Cinéma : La Ruse, récit d’une mystification qui permit le débarquement allié en Sicile

la ruse

Nous sommes en 1943 ; les Britanniques réfléchissent à un plan pour débarrasser l’Europe occidentale des forces de l’Axe. L’idéal, selon l’état-major, serait de prendre pied dans la Méditerranée, de passer par la Sicile, de remonter la botte italienne afin de neutraliser Mussolini et, peut-être à terme, de libérer la France. Seule ombre au tableau : cette stratégie est par trop évidente, les Allemands l’ont sans doute déjà envisagée, leurs troupes s’amassant peu à peu dans la région. Si les Alliés devaient débarquer en Sicile, de lourdes pertes seraient, de toute évidence, à prévoir.

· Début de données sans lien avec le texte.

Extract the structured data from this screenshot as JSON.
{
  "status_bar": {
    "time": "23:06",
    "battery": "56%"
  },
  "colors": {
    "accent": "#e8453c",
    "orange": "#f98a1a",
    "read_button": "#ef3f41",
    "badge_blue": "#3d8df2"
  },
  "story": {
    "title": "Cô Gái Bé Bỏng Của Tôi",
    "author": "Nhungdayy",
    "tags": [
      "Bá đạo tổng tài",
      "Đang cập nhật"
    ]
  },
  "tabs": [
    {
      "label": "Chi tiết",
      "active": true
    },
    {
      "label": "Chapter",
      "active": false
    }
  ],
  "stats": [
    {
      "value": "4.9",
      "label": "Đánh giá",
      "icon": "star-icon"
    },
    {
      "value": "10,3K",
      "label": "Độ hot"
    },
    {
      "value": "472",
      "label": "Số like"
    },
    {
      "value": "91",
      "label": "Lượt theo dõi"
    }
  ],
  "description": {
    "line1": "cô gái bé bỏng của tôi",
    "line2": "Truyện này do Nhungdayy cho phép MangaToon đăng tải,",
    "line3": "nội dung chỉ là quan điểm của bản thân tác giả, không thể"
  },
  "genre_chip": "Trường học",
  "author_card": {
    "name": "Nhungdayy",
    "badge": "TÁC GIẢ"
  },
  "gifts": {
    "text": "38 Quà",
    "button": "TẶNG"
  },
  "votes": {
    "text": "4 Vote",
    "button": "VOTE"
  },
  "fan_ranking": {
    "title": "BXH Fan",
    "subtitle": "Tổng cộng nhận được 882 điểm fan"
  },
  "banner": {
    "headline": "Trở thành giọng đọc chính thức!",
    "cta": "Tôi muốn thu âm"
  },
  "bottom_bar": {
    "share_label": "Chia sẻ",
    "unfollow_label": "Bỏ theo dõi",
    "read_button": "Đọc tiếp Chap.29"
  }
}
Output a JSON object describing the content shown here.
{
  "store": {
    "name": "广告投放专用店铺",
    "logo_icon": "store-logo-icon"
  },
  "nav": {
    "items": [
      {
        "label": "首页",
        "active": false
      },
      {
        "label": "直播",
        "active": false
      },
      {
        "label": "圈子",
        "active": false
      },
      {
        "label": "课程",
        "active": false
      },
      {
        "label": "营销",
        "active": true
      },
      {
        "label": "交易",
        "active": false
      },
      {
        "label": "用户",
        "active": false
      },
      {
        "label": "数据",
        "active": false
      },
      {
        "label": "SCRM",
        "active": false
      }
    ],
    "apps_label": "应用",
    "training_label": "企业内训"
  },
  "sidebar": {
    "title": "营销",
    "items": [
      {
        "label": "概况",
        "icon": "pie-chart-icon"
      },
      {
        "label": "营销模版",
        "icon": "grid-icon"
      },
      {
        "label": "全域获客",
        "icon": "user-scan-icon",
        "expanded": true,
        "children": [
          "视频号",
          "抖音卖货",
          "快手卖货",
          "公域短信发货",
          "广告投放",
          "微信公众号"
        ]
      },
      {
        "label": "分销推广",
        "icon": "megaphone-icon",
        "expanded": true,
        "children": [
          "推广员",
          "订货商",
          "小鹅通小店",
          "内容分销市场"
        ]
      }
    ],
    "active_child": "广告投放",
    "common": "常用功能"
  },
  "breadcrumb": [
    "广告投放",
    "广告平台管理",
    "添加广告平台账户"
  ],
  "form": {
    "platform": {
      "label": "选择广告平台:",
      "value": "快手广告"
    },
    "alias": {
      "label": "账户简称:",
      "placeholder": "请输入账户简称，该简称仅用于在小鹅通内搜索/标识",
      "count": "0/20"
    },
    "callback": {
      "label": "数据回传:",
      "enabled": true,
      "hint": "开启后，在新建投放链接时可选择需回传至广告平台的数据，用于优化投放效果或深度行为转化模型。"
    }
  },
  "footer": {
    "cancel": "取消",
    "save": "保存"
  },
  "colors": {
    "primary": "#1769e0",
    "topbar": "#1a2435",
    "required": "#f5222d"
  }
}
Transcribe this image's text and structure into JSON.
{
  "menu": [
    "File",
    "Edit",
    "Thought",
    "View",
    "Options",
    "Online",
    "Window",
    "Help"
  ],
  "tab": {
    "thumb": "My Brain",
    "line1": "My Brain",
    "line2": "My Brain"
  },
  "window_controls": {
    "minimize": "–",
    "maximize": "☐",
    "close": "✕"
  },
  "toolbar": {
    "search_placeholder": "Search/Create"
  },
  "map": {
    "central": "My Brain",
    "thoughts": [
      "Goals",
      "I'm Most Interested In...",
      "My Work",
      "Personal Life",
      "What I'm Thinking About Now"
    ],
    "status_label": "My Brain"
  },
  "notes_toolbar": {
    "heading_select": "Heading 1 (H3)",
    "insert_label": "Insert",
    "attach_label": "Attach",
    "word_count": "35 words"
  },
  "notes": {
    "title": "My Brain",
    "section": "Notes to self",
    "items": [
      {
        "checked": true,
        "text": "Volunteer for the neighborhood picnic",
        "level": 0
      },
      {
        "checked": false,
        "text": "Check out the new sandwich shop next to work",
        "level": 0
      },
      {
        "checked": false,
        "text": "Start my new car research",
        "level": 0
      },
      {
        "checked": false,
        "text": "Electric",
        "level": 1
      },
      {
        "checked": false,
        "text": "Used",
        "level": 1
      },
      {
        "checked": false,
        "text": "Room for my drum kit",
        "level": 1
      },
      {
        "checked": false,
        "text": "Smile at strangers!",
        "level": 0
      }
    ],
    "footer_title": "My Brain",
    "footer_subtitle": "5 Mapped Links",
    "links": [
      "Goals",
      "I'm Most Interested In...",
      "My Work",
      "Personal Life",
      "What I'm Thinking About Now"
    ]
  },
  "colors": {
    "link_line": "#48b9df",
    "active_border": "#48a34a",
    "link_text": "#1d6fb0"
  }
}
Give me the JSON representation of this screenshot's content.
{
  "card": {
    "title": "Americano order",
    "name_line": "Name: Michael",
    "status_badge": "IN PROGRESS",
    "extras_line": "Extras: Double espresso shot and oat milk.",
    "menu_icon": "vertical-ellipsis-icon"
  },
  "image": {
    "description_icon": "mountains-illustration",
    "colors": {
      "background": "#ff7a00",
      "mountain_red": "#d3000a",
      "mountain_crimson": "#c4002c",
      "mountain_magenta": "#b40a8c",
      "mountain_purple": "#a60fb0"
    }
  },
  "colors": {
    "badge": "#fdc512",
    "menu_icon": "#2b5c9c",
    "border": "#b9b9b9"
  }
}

C’est alors que vient une idée aussi géniale qu’alambiquée à deux officiers du renseignement britannique. Le lieutenant Commander Ewen Montagu (Colin Firth) et le flight lieutenant Charles Cholmondeley (Matthew MacFadyen) imaginent une opération visant à faire croire aux Allemands que le débarquement aura lieu non pas en Sicile mais en Grèce, afin que ceux-là redirigent plus à l’est leur effort de guerre. Pour ce faire, les deux hommes se procurent le cadavre d’un sans-abri gallois retrouvé mort à Londres, l’affublent d’un uniforme et d’une fausse identité, celle du major William Martin des Royal Marines, lui créent une existence administrative, lui inventent des états de service, placent dans ses affaires la lettre fictive d’une fiancée éplorée ainsi qu’une serviette contenant des « documents confidentiels ». Lesquels font état d’un projet britannique de débarquement en Grèce… Le « soldat » sera largué en mer à proximité des côtes espagnoles où les autorités locales le repêcheront. Plutôt favorables à Hitler, en dépit de la neutralité affichée par Franco dans le conflit mondial, celles-ci ne tarderont pas à communiquer aux Allemands le fruit de leurs trouvailles…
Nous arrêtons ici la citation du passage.